Police in Paris have clashed with protesters after the French government decided to force through pension reforms without a vote in parliament.
Crowds converged on Place de la Concorde in response to raising the retirement age from 62 to 64.
The plans had sparked two months of heated political debate and strikes.
Finally, Prime Minister Élisabeth Borne invoked article 49:3 of the constitution – allowing the government to avoid a vote in the Assembly.
The decision was taken minutes before MPs were scheduled to vote on the controversial bill, because there was no guarantee of winning a majority.
The move caused fury among opposition politicians. Many jeered the prime minister, sang La Marseillaise and held up signs of protest in parliament.
A no-confidence motion will be filed against President Emmanuel Macron’s government, far-right opposition leader Marine Le Pen has suggested.
Leader of left-wing party La France Insoumise (LFI), Mathilde Panot, tweeted that Mr Macron had plunged the country into a government crisis, without parliamentary or popular legitimacy.
Thousands of people came out on the streets of Paris and other French cities to reject the move, singing the national anthem and waving trade union flags.
Some protesters clashed with police as evening fell. A fire was lit in the middle of the Place de la Concorde and police with shields and batons fired tear gas and moved to clear the square.
By nightfall, 120 people had been arrested, Paris police said.
But unions vowed to maintain their opposition to the pension changes, with the Confédération Générale du Travail (CGT) saying another day of strikes and demonstrations was being planned for Thursday 23 March.
The constitutional procedure that has prompted all this anger may sound obscure, but it is very much part of the political vocabulary in France.
Even though Mr Macron was re-elected last year on a platform of retirement reforms, his ruling coalition has no majority in the Assembly and would have needed support from the Republicans party to pass the pension changes.
Officials from Mr Macron’s Renaissance party spent the morning desperately whipping members into line in a bid to pass their bill.
They knew some of their MPs could vote against or abstain, faced with the evident unpopularity of the bill, so they resorted to special constitutional powers.
But whenever a government invokes the 49:3, it can be sure it will be accused straight away of riding roughshod over the will of the people.
In fact, it has been used precisely 100 times in the more than 60 years of the Fifth Republic, and by governments of all shades.
Obviously, it tends to be used more frequently by governments that do not have an in-built majority in parliament, such as the socialist Michel Rocard’s in the 1980s and Élisabeth Borne’s today.
She has in fact already used it several times, but those occasions were for public finance bills which were less controversial.
Use of the procedure is a way to bypass a vote which might be lost, but the down side for the government is that the opposition parties can immediately table a vote of no-confidence.
If these are voted through, the government falls.

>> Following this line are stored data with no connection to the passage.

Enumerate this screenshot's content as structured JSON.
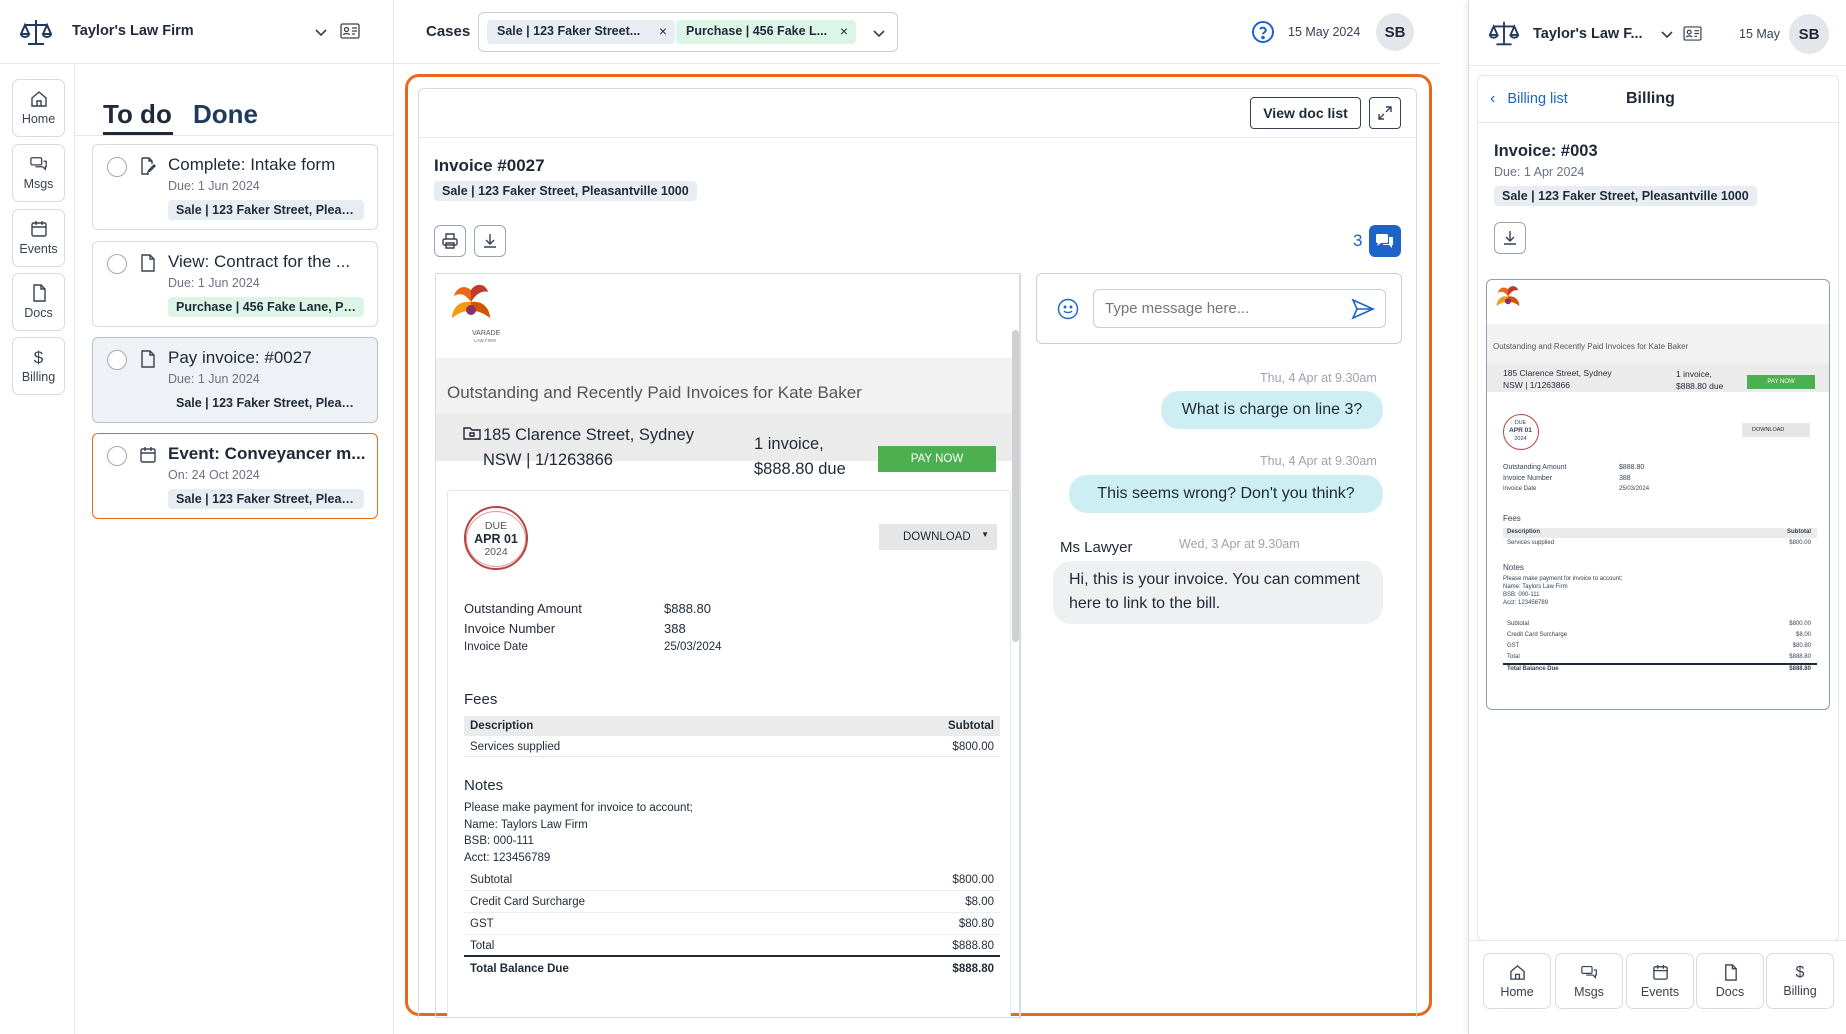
{
  "app": {
    "firm_name": "Taylor's Law Firm",
    "date": "15 May 2024",
    "avatar": "SB"
  },
  "colors": {
    "accent": "#e8691c",
    "brand": "#1f3a5f",
    "link": "#1c64c8",
    "bubble": "#cdeef2",
    "pay": "#4caf50"
  },
  "icons": {
    "logo": "scales-icon",
    "contact": "contact-card-icon",
    "help": "help-circle-icon"
  },
  "header": {
    "cases_label": "Cases",
    "case_chips": [
      {
        "label": "Sale | 123 Faker Street..."
      },
      {
        "label": "Purchase | 456 Fake L..."
      }
    ]
  },
  "nav": {
    "items": [
      {
        "label": "Home"
      },
      {
        "label": "Msgs"
      },
      {
        "label": "Events"
      },
      {
        "label": "Docs"
      },
      {
        "label": "Billing"
      }
    ]
  },
  "todo": {
    "tab_todo": "To do",
    "tab_done": "Done",
    "items": [
      {
        "title": "Complete: Intake form",
        "due": "Due: 1 Jun 2024",
        "tag": "Sale | 123 Faker Street, Pleas..."
      },
      {
        "title": "View: Contract for the ...",
        "due": "Due: 1 Jun 2024",
        "tag": "Purchase | 456 Fake Lane, Pl..."
      },
      {
        "title": "Pay invoice: #0027",
        "due": "Due: 1 Jun 2024",
        "tag": "Sale | 123 Faker Street, Pleas..."
      },
      {
        "title": "Event: Conveyancer m...",
        "due": "On: 24 Oct 2024",
        "tag": "Sale | 123 Faker Street, Pleasa..."
      }
    ]
  },
  "invoice": {
    "view_doc_list": "View doc list",
    "title": "Invoice #0027",
    "tag": "Sale | 123 Faker Street, Pleasantville 1000",
    "comment_count": "3",
    "logo_text": "VARADE",
    "logo_sub": "LAW FIRM",
    "doc": {
      "heading": "Outstanding and Recently Paid Invoices for Kate Baker",
      "address": "185 Clarence Street, Sydney NSW | 1/1263866",
      "summary": "1 invoice, $888.80 due",
      "pay_now": "PAY NOW",
      "due_label": "DUE",
      "due_date": "APR 01",
      "due_year": "2024",
      "download": "DOWNLOAD",
      "outstanding_label": "Outstanding Amount",
      "outstanding_value": "$888.80",
      "invoice_number_label": "Invoice Number",
      "invoice_number_value": "388",
      "invoice_date_label": "Invoice Date",
      "invoice_date_value": "25/03/2024",
      "fees_heading": "Fees",
      "fees_col_desc": "Description",
      "fees_col_sub": "Subtotal",
      "fee_row_desc": "Services supplied",
      "fee_row_value": "$800.00",
      "notes_heading": "Notes",
      "notes_lines": [
        "Please make payment for invoice to account;",
        "Name: Taylors Law Firm",
        "BSB: 000-111",
        "Acct: 123456789"
      ],
      "totals": [
        {
          "label": "Subtotal",
          "value": "$800.00"
        },
        {
          "label": "Credit Card Surcharge",
          "value": "$8.00"
        },
        {
          "label": "GST",
          "value": "$80.80"
        },
        {
          "label": "Total",
          "value": "$888.80"
        }
      ],
      "balance_label": "Total Balance Due",
      "balance_value": "$888.80"
    }
  },
  "chat": {
    "placeholder": "Type message here...",
    "messages": [
      {
        "time": "Thu, 4 Apr at 9.30am",
        "text": "What is charge on line 3?"
      },
      {
        "time": "Thu, 4 Apr at 9.30am",
        "text": "This seems wrong? Don't you think?"
      },
      {
        "sender": "Ms Lawyer",
        "time": "Wed, 3 Apr at 9.30am",
        "text": "Hi, this is your invoice. You can comment here to link to the bill."
      }
    ]
  },
  "mobile": {
    "firm_name": "Taylor's Law F...",
    "date": "15 May",
    "avatar": "SB",
    "back_label": "Billing list",
    "page_title": "Billing",
    "invoice_title": "Invoice: #003",
    "due": "Due: 1 Apr 2024",
    "tag": "Sale | 123 Faker Street, Pleasantville 1000",
    "mini": {
      "heading": "Outstanding and Recently Paid Invoices for Kate Baker",
      "address1": "185 Clarence Street, Sydney",
      "address2": "NSW | 1/1263866",
      "summary1": "1 invoice,",
      "summary2": "$888.80 due",
      "pay_now": "PAY NOW",
      "due_label": "DUE",
      "due_date": "APR 01",
      "due_year": "2024",
      "download": "DOWNLOAD",
      "rows": [
        {
          "label": "Outstanding Amount",
          "value": "$888.80"
        },
        {
          "label": "Invoice Number",
          "value": "388"
        },
        {
          "label": "Invoice Date",
          "value": "25/03/2024"
        }
      ],
      "fees": "Fees",
      "desc": "Description",
      "subtotal": "Subtotal",
      "service": "Services supplied",
      "service_value": "$800.00",
      "notes": "Notes",
      "notes_lines": [
        "Please make payment for invoice to account;",
        "Name: Taylors Law Firm",
        "BSB: 000-111",
        "Acct: 123456789"
      ],
      "totals": [
        {
          "label": "Subtotal",
          "value": "$800.00"
        },
        {
          "label": "Credit Card Surcharge",
          "value": "$8.00"
        },
        {
          "label": "GST",
          "value": "$80.80"
        },
        {
          "label": "Total",
          "value": "$888.80"
        }
      ],
      "balance_label": "Total Balance Due",
      "balance_value": "$888.80"
    },
    "bottom_nav": [
      {
        "label": "Home"
      },
      {
        "label": "Msgs"
      },
      {
        "label": "Events"
      },
      {
        "label": "Docs"
      },
      {
        "label": "Billing"
      }
    ]
  }
}
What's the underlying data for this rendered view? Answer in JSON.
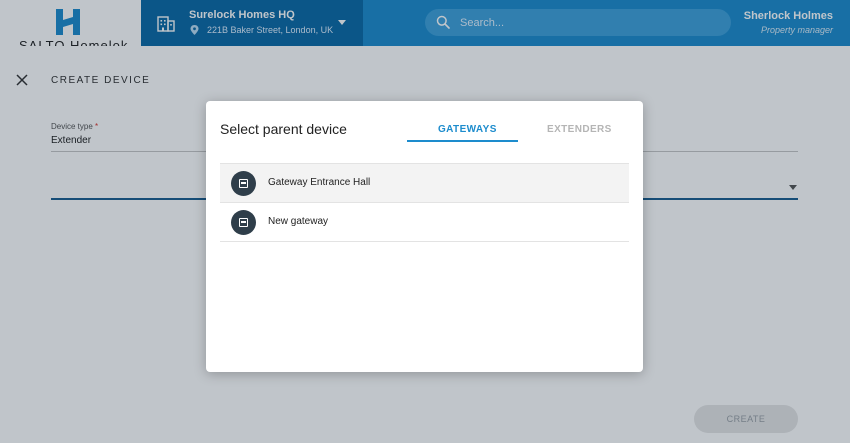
{
  "header": {
    "logo_text": "SALTO Homelok",
    "site_name": "Surelock Homes HQ",
    "site_address": "221B Baker Street, London, UK",
    "search_placeholder": "Search...",
    "user_name": "Sherlock Holmes",
    "user_role": "Property manager"
  },
  "page": {
    "title": "CREATE DEVICE",
    "device_type_label": "Device type",
    "device_type_required": "*",
    "device_type_value": "Extender",
    "create_label": "CREATE"
  },
  "modal": {
    "title": "Select parent device",
    "tabs": [
      {
        "label": "GATEWAYS",
        "active": true
      },
      {
        "label": "EXTENDERS",
        "active": false
      }
    ],
    "devices": [
      {
        "name": "Gateway Entrance Hall",
        "icon": "gateway-icon"
      },
      {
        "name": "New gateway",
        "icon": "gateway-icon"
      }
    ]
  },
  "colors": {
    "primary": "#1d8ccd",
    "site_bar": "#0c6aa6",
    "device_icon": "#2f3e4a"
  }
}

That is a theoretical possibility now, but unlikely, because it would mean the far-right, the left and much of the conservative opposition all coming together.
The dispute once again makes France look unreformable. By comparison with other countries in Europe, the change to the pension age is far from dramatic.
But the bill is regularly described by opponents as “brutal”, “inhuman” and “degrading”.
Morale in France is low and getting lower, and people see retirement as a bright spot in the future. But many feel that this is a rich man’s government taking even that away.